La frammentazione della psiche della protagonista, inoltre, è riflessa anche nella scomposizione della narrazione, non solo in diversi narratori ma anche cronologicamente. La storia non può essere raccontata in maniera tradizionale perché le voci narranti sono di per sé inaffidabili: non tutte sono a conoscenza di tutti i fatti e alcune possono essere bugiarde e omettere deliberatamente alcuni dettagli. Il lettore dovrà fare uno sforzo per ricostruire un quadro veritiero degli eventi, e ciononostante dovrà accettare di non poter avere mai la certezza al 100% che tutto ciò sia avvenuto.

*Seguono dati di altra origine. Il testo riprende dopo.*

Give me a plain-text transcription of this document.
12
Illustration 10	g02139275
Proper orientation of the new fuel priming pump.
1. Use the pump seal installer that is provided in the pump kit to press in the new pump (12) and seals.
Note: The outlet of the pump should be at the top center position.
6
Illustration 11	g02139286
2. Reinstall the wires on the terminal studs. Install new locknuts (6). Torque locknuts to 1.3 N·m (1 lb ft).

Lo sappiamo, “Acquadolce” non è affatto un romanzo semplice. È intenso, in alcuni momenti molto duro per le tematiche trattate, e richiede al lettore un’attenzione e una partecipazione attiva che probabilmente non si adattano a chi desidera un libro da portare in spiaggia sotto l’ombrellone o con cui rilassarsi sul divano dopo una lunga giornata di lavoro. Tuttavia siamo di fronte a una delle voci di spicco della nuova generazione di scrittori nigeriani, capace di trasportarci in una dimensione lontana con una prosa avvincente e unica, che rimane nel cuore.

Akwaeke Emezi ha già dato prova di un’enorme versatilità, pubblicando con successo tre romanzi per adulti, ognuno di genere differente, due romanzi per ragazzi, una raccolta di poesie e un’opera di non- fiction autobiografica.

In italiano purtroppo, oltre ad “Acquadolce”, possiamo leggere solo un altro dei suoi romanzi, “La morte di Vivek”, che consigliamo sempre caldamente perché ci è piaciuto tantissimo. Se avete voglia di mettervi alla prova e di assaggiare una vera chicca della letteratura africana contemporanea non potete farvi scappare questo libro.